Я заглянула к Льву Львовичу, наказала разобраться с деньгами самому — ни разу он не дал повода в себе усомниться, впрочем, он знал, что я в любой момент могу за ним расчеты перепроверить. Заглянула на кухню — аппетит пропал, ни мясной пирог, ни с пылу с жару пирожки Лукеи не прельщали, с неприятно прыгающим сердцем я ушла в спальню и забралась с ногами на кровать. Утомившиеся дети спали, я держала на коленях раскрытую книгу об истории страны, но не читала, а смотрела на малышей и тонула в непередаваемой нежности. Какой же это выстраданный, великий дар — материнство! Какая же я счастливая, черт возьми!

Явилась Палашка, нечесаная до невозможности и ободранная, словно ей играли в футбол, Лев Львович, впустивший ее в квартиру, зрелищем впечатлился, но промолчал. Я велела Палашке помочь мне раздеться, затем отослала ее в закуток на кухне и легла. Из кабинета доносились успокаивающий перезвон монет, мерный стук счетов и бормотание Льва Львовича, потом и он ушел, Палашка закрыла за ним дверь, я встала и заперлась в своей спальне.

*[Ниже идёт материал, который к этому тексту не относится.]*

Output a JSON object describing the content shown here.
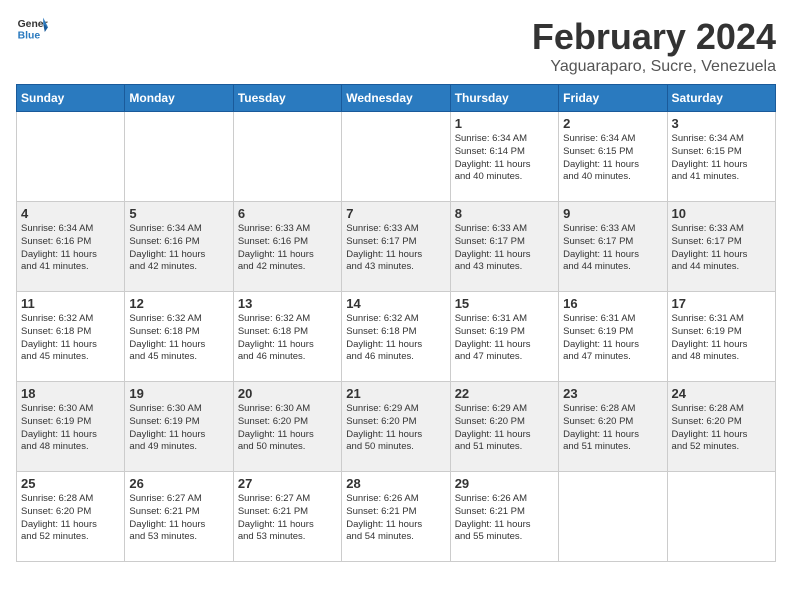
{
  "header": {
    "logo_general": "General",
    "logo_blue": "Blue",
    "title": "February 2024",
    "subtitle": "Yaguaraparo, Sucre, Venezuela"
  },
  "days_of_week": [
    "Sunday",
    "Monday",
    "Tuesday",
    "Wednesday",
    "Thursday",
    "Friday",
    "Saturday"
  ],
  "weeks": [
    [
      {
        "day": "",
        "info": ""
      },
      {
        "day": "",
        "info": ""
      },
      {
        "day": "",
        "info": ""
      },
      {
        "day": "",
        "info": ""
      },
      {
        "day": "1",
        "info": "Sunrise: 6:34 AM\nSunset: 6:14 PM\nDaylight: 11 hours\nand 40 minutes."
      },
      {
        "day": "2",
        "info": "Sunrise: 6:34 AM\nSunset: 6:15 PM\nDaylight: 11 hours\nand 40 minutes."
      },
      {
        "day": "3",
        "info": "Sunrise: 6:34 AM\nSunset: 6:15 PM\nDaylight: 11 hours\nand 41 minutes."
      }
    ],
    [
      {
        "day": "4",
        "info": "Sunrise: 6:34 AM\nSunset: 6:16 PM\nDaylight: 11 hours\nand 41 minutes."
      },
      {
        "day": "5",
        "info": "Sunrise: 6:34 AM\nSunset: 6:16 PM\nDaylight: 11 hours\nand 42 minutes."
      },
      {
        "day": "6",
        "info": "Sunrise: 6:33 AM\nSunset: 6:16 PM\nDaylight: 11 hours\nand 42 minutes."
      },
      {
        "day": "7",
        "info": "Sunrise: 6:33 AM\nSunset: 6:17 PM\nDaylight: 11 hours\nand 43 minutes."
      },
      {
        "day": "8",
        "info": "Sunrise: 6:33 AM\nSunset: 6:17 PM\nDaylight: 11 hours\nand 43 minutes."
      },
      {
        "day": "9",
        "info": "Sunrise: 6:33 AM\nSunset: 6:17 PM\nDaylight: 11 hours\nand 44 minutes."
      },
      {
        "day": "10",
        "info": "Sunrise: 6:33 AM\nSunset: 6:17 PM\nDaylight: 11 hours\nand 44 minutes."
      }
    ],
    [
      {
        "day": "11",
        "info": "Sunrise: 6:32 AM\nSunset: 6:18 PM\nDaylight: 11 hours\nand 45 minutes."
      },
      {
        "day": "12",
        "info": "Sunrise: 6:32 AM\nSunset: 6:18 PM\nDaylight: 11 hours\nand 45 minutes."
      },
      {
        "day": "13",
        "info": "Sunrise: 6:32 AM\nSunset: 6:18 PM\nDaylight: 11 hours\nand 46 minutes."
      },
      {
        "day": "14",
        "info": "Sunrise: 6:32 AM\nSunset: 6:18 PM\nDaylight: 11 hours\nand 46 minutes."
      },
      {
        "day": "15",
        "info": "Sunrise: 6:31 AM\nSunset: 6:19 PM\nDaylight: 11 hours\nand 47 minutes."
      },
      {
        "day": "16",
        "info": "Sunrise: 6:31 AM\nSunset: 6:19 PM\nDaylight: 11 hours\nand 47 minutes."
      },
      {
        "day": "17",
        "info": "Sunrise: 6:31 AM\nSunset: 6:19 PM\nDaylight: 11 hours\nand 48 minutes."
      }
    ],
    [
      {
        "day": "18",
        "info": "Sunrise: 6:30 AM\nSunset: 6:19 PM\nDaylight: 11 hours\nand 48 minutes."
      },
      {
        "day": "19",
        "info": "Sunrise: 6:30 AM\nSunset: 6:19 PM\nDaylight: 11 hours\nand 49 minutes."
      },
      {
        "day": "20",
        "info": "Sunrise: 6:30 AM\nSunset: 6:20 PM\nDaylight: 11 hours\nand 50 minutes."
      },
      {
        "day": "21",
        "info": "Sunrise: 6:29 AM\nSunset: 6:20 PM\nDaylight: 11 hours\nand 50 minutes."
      },
      {
        "day": "22",
        "info": "Sunrise: 6:29 AM\nSunset: 6:20 PM\nDaylight: 11 hours\nand 51 minutes."
      },
      {
        "day": "23",
        "info": "Sunrise: 6:28 AM\nSunset: 6:20 PM\nDaylight: 11 hours\nand 51 minutes."
      },
      {
        "day": "24",
        "info": "Sunrise: 6:28 AM\nSunset: 6:20 PM\nDaylight: 11 hours\nand 52 minutes."
      }
    ],
    [
      {
        "day": "25",
        "info": "Sunrise: 6:28 AM\nSunset: 6:20 PM\nDaylight: 11 hours\nand 52 minutes."
      },
      {
        "day": "26",
        "info": "Sunrise: 6:27 AM\nSunset: 6:21 PM\nDaylight: 11 hours\nand 53 minutes."
      },
      {
        "day": "27",
        "info": "Sunrise: 6:27 AM\nSunset: 6:21 PM\nDaylight: 11 hours\nand 53 minutes."
      },
      {
        "day": "28",
        "info": "Sunrise: 6:26 AM\nSunset: 6:21 PM\nDaylight: 11 hours\nand 54 minutes."
      },
      {
        "day": "29",
        "info": "Sunrise: 6:26 AM\nSunset: 6:21 PM\nDaylight: 11 hours\nand 55 minutes."
      },
      {
        "day": "",
        "info": ""
      },
      {
        "day": "",
        "info": ""
      }
    ]
  ]
}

Пришла мертвая тишина — не считая знакомых звуков, которые я давно воспринимала как фон. Когда-то это были гудение двигателей, шелест шин, далекий грохот какой-нибудь стройки, полицейская «крякалка», детские крики… Здесь их сменили цокот копыт, скрип телег, окрики лихачей и пронзительные свистки городовых, и было все это буднично и привычно.

Ни суеты, ни беготни, ни хлопающих дверей. Я понадеялась, что Марфа дала Анфисе какое-то средство, или бедняжка легла и уснула и все хорошо… Миша подкрался ко мне под бочок, и я тоже заснула, чтобы проснуться от вскрика.

Крик был короткий и будто в самое ухо, я прислушалась, ничего не услышала больше и решила, что это во сне, и расслабилась. На кухне что-то упало, раздался новый болезненный вскрик, проснулась и заплакала всегда чутко спящая Лиза, за ней закряхтел Гриша, я резко села, окаменев и прижав к себе детей. Лиза в моих руках чуть утихла, и я различила, как на кухне что-то двигается и падает, уловила плохо сдерживаемый стон, он перешел в истошный вопль, что-то грохнуло, и потянуло палью.

Снова что-то упало, показалось — человек рухнул как подкошенный, и я, заслоняя собой детей, как наседка пряча их под себя и за спину, не отрываясь смотрела на дверь. Она тяжелая, ее не выбить, а если я открою окно и закричу…

— Тихо, маленькие, тихо, все хорошо, — шептала я одними губами. У меня спрятан нож, я прикончу любого, кто посмеет к вам подойти, неважно сколько их, неважно чем они вооружены. — Мама здесь, все хорошо…

Запах гари становился сильнее, крик — громче, отчаянней, кто-то бился в агонии. Палашка? Я вскочила с постели, зацепилась за собственную рубашку и едва не упала, спешно, про себя нецензурно ругаясь, начала придвигать к кровати стулья со своей стороны, вспоминая все известные медицинские случаи. Внематочная беременность, панкреатит, камни в почках, апоплексия яичника? Дети плакали, кроме Сережи, я приложила палец к губам:

— Тс-с, все хорошо, Сережа, посмотри за братиками и сестрой, я сейчас вернусь, хорошо?

— Мама, что случилось?

— Не бойтесь, я никому не дам вас в обиду, — пообещала я, уповая, чтобы голос звучал ровно и твердо. — Просто сидите здесь, хорошо?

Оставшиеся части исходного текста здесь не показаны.